The Personal Rover Project aimed to create robots that would inspire and
excite children about science and technology. We believe robots can
serve as a fun and rewarding vessel for education, and we are
particularly interested in bringing rovers to the home, the school
and the local science center. Personal rovers are also a compelling
way for children and adults to learn about the technology needed
for scientific exploration such as that done by NASA's Mars rovers.
The Personal Rover Project began operation in 2001 and produced
three lines of rovers as we conducted research in perception,
locomotion, cognition, human-robot interfaces and related fields:
The most recent of the three rovers, the Personal Exploration Rover (PER)
landed in science centers across the nation on January 2,
2004, just when the NASA Mars Exploration Rovers began to land and explore
Mars.

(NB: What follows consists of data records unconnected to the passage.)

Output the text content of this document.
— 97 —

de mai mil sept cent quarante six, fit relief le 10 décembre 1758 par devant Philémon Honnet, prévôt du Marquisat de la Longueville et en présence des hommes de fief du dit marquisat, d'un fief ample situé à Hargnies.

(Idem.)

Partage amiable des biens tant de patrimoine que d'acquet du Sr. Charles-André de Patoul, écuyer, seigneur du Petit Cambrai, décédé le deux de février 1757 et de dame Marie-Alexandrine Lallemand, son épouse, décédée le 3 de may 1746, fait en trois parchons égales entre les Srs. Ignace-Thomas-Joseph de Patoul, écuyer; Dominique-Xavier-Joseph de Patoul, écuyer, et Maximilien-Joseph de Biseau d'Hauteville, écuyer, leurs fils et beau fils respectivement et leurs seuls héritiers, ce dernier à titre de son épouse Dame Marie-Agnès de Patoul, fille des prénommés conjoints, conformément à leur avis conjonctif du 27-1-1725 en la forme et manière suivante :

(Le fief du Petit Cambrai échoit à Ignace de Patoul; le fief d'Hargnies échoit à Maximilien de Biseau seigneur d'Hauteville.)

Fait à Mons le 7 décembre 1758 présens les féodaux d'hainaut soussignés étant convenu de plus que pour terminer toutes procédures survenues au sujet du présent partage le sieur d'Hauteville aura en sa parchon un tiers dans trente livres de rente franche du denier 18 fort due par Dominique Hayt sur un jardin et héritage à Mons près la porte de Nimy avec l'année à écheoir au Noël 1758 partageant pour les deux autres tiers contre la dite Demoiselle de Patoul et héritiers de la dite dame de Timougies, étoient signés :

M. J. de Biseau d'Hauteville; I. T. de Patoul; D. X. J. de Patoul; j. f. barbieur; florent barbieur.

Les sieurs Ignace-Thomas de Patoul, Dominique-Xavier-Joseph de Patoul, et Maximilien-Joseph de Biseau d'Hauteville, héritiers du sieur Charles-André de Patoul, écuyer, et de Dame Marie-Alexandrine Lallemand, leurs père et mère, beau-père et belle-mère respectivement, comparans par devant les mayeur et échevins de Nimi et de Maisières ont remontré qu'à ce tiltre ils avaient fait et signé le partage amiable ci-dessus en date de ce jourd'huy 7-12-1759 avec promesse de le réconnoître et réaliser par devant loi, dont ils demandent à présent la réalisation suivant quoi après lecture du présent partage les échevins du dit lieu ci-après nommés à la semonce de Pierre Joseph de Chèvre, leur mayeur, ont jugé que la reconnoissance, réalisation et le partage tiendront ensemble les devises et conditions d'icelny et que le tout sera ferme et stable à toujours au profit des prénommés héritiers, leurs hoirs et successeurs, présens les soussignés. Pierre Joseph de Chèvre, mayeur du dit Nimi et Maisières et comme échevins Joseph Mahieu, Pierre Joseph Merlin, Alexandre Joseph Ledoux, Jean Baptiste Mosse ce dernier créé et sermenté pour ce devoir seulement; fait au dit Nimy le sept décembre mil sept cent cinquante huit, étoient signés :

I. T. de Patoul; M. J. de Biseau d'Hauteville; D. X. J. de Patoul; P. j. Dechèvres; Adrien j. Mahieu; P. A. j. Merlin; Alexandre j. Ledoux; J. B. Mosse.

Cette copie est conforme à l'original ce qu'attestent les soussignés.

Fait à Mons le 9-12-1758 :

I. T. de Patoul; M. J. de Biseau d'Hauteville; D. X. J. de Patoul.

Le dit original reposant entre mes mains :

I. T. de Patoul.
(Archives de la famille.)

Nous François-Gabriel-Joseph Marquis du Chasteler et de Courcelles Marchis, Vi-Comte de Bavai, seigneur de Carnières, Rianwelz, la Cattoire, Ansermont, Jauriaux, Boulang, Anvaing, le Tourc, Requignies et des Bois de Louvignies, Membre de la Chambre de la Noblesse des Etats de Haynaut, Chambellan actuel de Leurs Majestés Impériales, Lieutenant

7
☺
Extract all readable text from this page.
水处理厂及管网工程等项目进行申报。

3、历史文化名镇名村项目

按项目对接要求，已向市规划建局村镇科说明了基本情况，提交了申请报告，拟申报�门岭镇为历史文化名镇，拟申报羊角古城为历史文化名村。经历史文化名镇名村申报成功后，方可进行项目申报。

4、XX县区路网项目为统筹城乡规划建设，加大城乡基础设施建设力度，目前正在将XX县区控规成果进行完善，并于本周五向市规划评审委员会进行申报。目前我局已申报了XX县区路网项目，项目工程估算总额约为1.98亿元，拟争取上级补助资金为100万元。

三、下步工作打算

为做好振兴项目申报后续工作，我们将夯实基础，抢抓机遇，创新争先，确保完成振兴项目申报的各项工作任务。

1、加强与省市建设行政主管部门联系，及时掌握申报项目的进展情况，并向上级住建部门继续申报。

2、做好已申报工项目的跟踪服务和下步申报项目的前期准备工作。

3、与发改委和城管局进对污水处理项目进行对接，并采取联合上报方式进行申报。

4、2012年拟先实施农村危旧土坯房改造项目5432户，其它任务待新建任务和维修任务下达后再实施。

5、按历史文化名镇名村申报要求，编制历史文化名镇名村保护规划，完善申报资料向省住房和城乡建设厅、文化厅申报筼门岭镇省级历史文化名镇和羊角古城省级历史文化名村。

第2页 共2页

Visitors at the National Science Center (Augusta, Georgia),
the San Francisco Exploratorium, the Smithsonian Air & Space Museum and
the NASA/Ames Visitor's Center were able to
retrieve rover panoramic images of each museum's Mars yard, choose a rock
to explore for possible signs of life, and then partner with the
robot as it autonomously approached the rock and tested for organofluorescence
and provided the mission scientist with test results.
Trikebot, our
second robot endeavour, was used
for two summers (2002 and 2003) to teach robotics for high school students in
California. The Trikebot has an on-board computer and vision
system that enabled students to program it to follow lines, follow
people and navigate spaces. Every student graduating from
our course, Robotic Autonomy, has received a Trikebot and its
programming environment to keep, enabling continued exploration
and learning following graduation. We have evaluated the educational
impact of this course and have quantitative results demonstrating
broad learning and appreciation of science and technology. You can
download a technical report here.
Rover1, our first robot product, demonstrated the
ability to climb ledges significantly larger than its wheel diameter by
making use of an actively adjustable Center of Mass. Rover1 demonstrated
visual tracking, navigation and obstacle avoidance with the type of
locomotion required for the home environment.
In 2005 the Personal Rover Project was succeeded by a new educational robotics project,
TeRK. TeRK is
built upon our
experience from the Personal Rover Project
and aims to make educational robots accessible to an even larger population.